Model Routing Specifications (June 2026 Costs)

  1. Intent Classifier (Nano Tier): openai/gpt-5.4-nano (~$0.0001/turn).
  2. summarization & Tool-call parsing (Flash Tier): google/gemini-3.5-flash / openai/gpt-5.4-mini (~$0.001/turn).
  3. Primary ReAct Loop (Frontier Tier): nvidia/nemotron-3-ultra-550b-a55b ($0.50 in / $2.20 out - best value CLAIM-022) or z-ai/glm-5.2 ($0.98 in / $3.08 out - open weights CLAIM-020).
  4. Specialized Coding (Subagent Tier): moonshotai/kimi-k2.7-code ($0.68 in / $3.41 out - 256K context CLAIM-023).
  5. Voice Interaction: openai/gpt-audio / openai/gpt-audio-mini (native multi-modal voice processing).

6. Gateway Channel Connectors & Secure Pairing Protocol

To enable secure remote operator control via third-party messaging clients (SMS, Telegram, Slack, WhatsApp, Discord) and headless CLI/companion app nodes, the harness standardises a gateway connector layer:

A. Secure Device-Pairing Primitives

  • One-Time Handshake Token: Pairing requests generate a transient SetupPayload structure holding the gateway URL, a cryptographically random, one-shot bootstrap token, and a 3-minute expiration timestamp (expiresAtMs) CLAIM-124.
  • URL-Safe Codec: Setup payloads are serialized to JSON, Base64-encoded, and normalized to a URL-safe alphabet (replacing + with - and / with _, stripping trailing =) CLAIM-125.
  • Network Security Bounds: Cleartext WebSockets (ws://) are strictly disallowed for mobile setup codes unless loopback, emulator bridges (10.0.2.2), or private LAN domain configurations (.local or private subnet subnets) are resolved. Public routing defaults to wss:// CLAIM-128.
  • Approvals Pipeline: Ingress handshakes from scanning devices are held in a pending approvals queue (list.pending) until explicitly armed (armPairNotifyOnce) and approved via CLI /pair approve triggers to prevent unauthorized credential grants CLAIM-129.

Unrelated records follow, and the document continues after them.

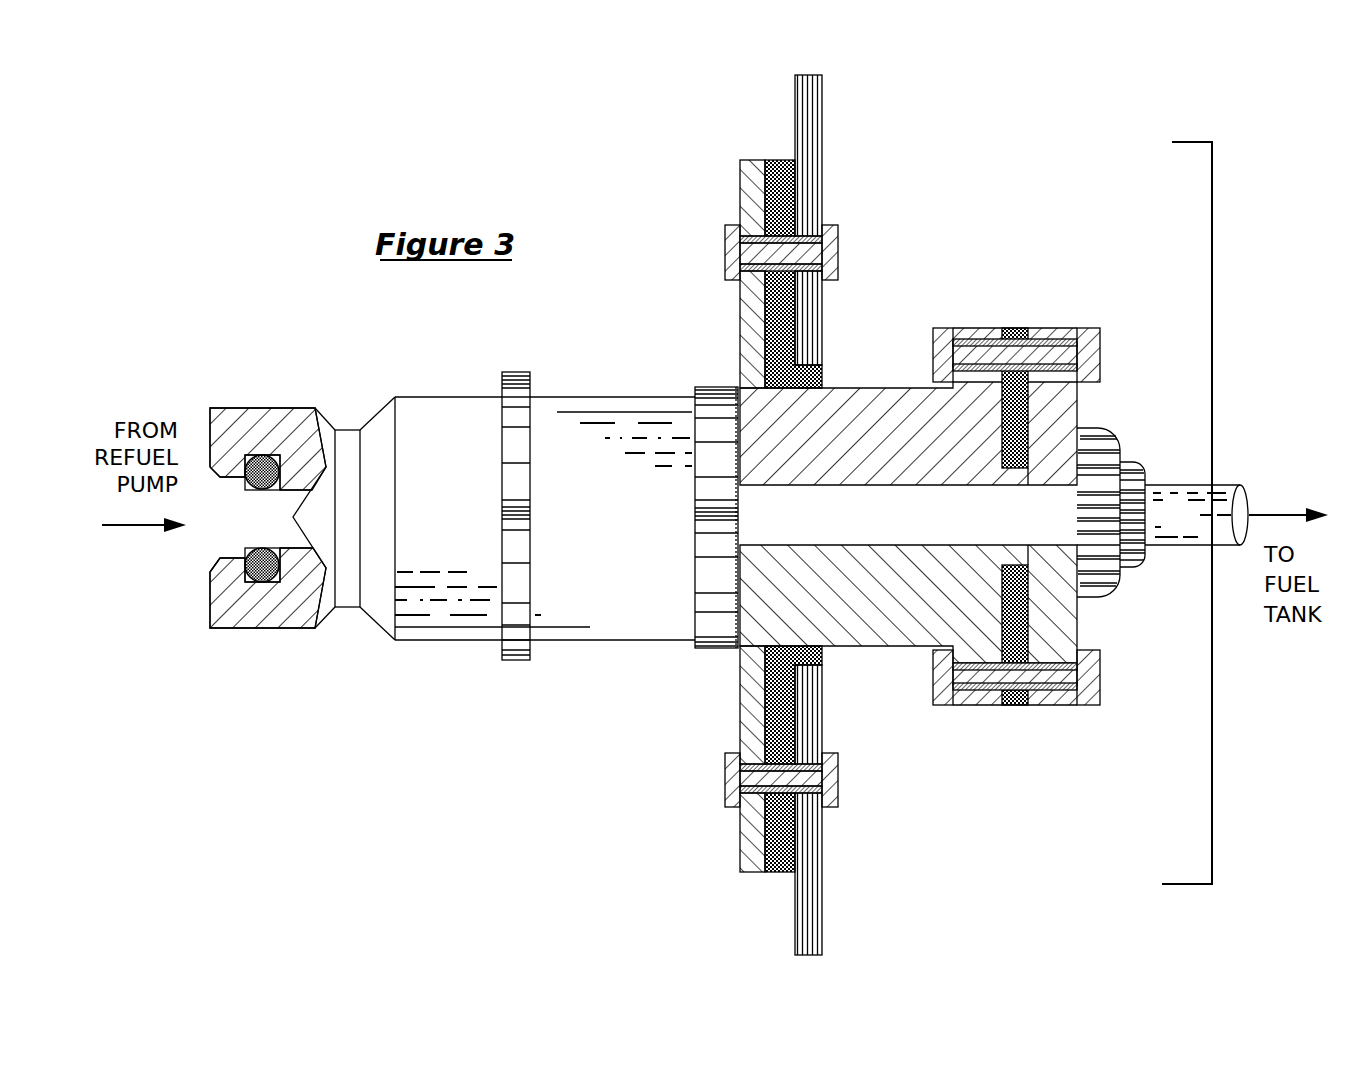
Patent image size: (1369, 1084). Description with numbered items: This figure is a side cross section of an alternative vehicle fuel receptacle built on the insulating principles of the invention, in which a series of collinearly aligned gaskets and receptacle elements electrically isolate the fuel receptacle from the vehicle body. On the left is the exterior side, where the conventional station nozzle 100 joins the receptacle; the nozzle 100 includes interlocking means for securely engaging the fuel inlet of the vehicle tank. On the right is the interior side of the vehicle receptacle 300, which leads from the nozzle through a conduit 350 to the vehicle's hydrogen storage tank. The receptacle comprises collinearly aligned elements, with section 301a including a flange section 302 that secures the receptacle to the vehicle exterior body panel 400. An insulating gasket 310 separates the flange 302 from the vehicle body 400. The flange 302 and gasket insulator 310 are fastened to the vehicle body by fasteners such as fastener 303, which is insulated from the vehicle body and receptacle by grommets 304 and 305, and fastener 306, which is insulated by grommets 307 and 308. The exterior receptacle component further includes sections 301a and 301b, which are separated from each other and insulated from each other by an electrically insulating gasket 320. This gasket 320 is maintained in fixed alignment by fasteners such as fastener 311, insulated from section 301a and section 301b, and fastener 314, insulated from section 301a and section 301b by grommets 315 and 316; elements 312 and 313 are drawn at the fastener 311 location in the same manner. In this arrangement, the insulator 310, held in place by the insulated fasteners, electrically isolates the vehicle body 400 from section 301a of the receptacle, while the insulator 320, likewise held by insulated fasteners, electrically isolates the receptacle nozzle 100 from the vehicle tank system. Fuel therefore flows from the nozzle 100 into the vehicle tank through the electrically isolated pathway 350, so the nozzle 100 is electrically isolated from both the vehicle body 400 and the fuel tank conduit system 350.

The station nozzle 100 is at (587, 397).
The vehicle receptacle 300 is at (1225, 819).
The receptacle section 301a is at (877, 386).
The receptacle section 301b is at (1065, 617).
The flange section 302 is at (740, 178).
The fastener 303 is at (725, 252).
The grommet 304 is at (738, 213).
The grommet 305 is at (825, 213).
The fastener 306 is at (725, 778).
The grommet 307 is at (740, 825).
The grommet 308 is at (825, 825).
The insulating gasket 310 is at (777, 193).
The fastener 311 is at (1103, 355).
The upper flange inner plate 312 is at (953, 328).
The upper flange outer plate 313 is at (1080, 328).
The fastener 314 is at (1103, 677).
The grommet 315 is at (952, 708).
The grommet 316 is at (1080, 708).
The electrically insulating gasket 320 is at (1013, 328).
The conduit 350 is at (1169, 485).
The vehicle body 400 is at (808, 130).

B. Platform-Specific Messaging Connectors

  • Twilio SMS: Outbound dispatches are routed to the Twilio REST endpoint using basic auth CLAIM-130. Webhook security verifies authenticity by computing the HMAC-SHA1 signature of the concatenated URL and sorted parameters using the Twilio AuthToken, validating in a timing-safe manner CLAIM-131.
  • Slack: Inbound requests are validated via signing secret HMAC-SHA256 headers CLAIM-132. Outbound translations map agent Markdown text to Slack Block Kit layouts, and conversation mapping resolves using cached thread_ts keys CLAIM-132.
  • Telegram: Incoming updates are spooled asynchronously to prevent web server timeouts under load CLAIM-133. Forum topic binding creates canonical session threads mapped as chatId:topicId to isolate sub-chats CLAIM-134.
  • WhatsApp: Emulates WA Web websocket loops, capturing dynamic QR strings to render setup codes and caching session credentials (creds.json) in a local auth store for reconnection stability CLAIM-135.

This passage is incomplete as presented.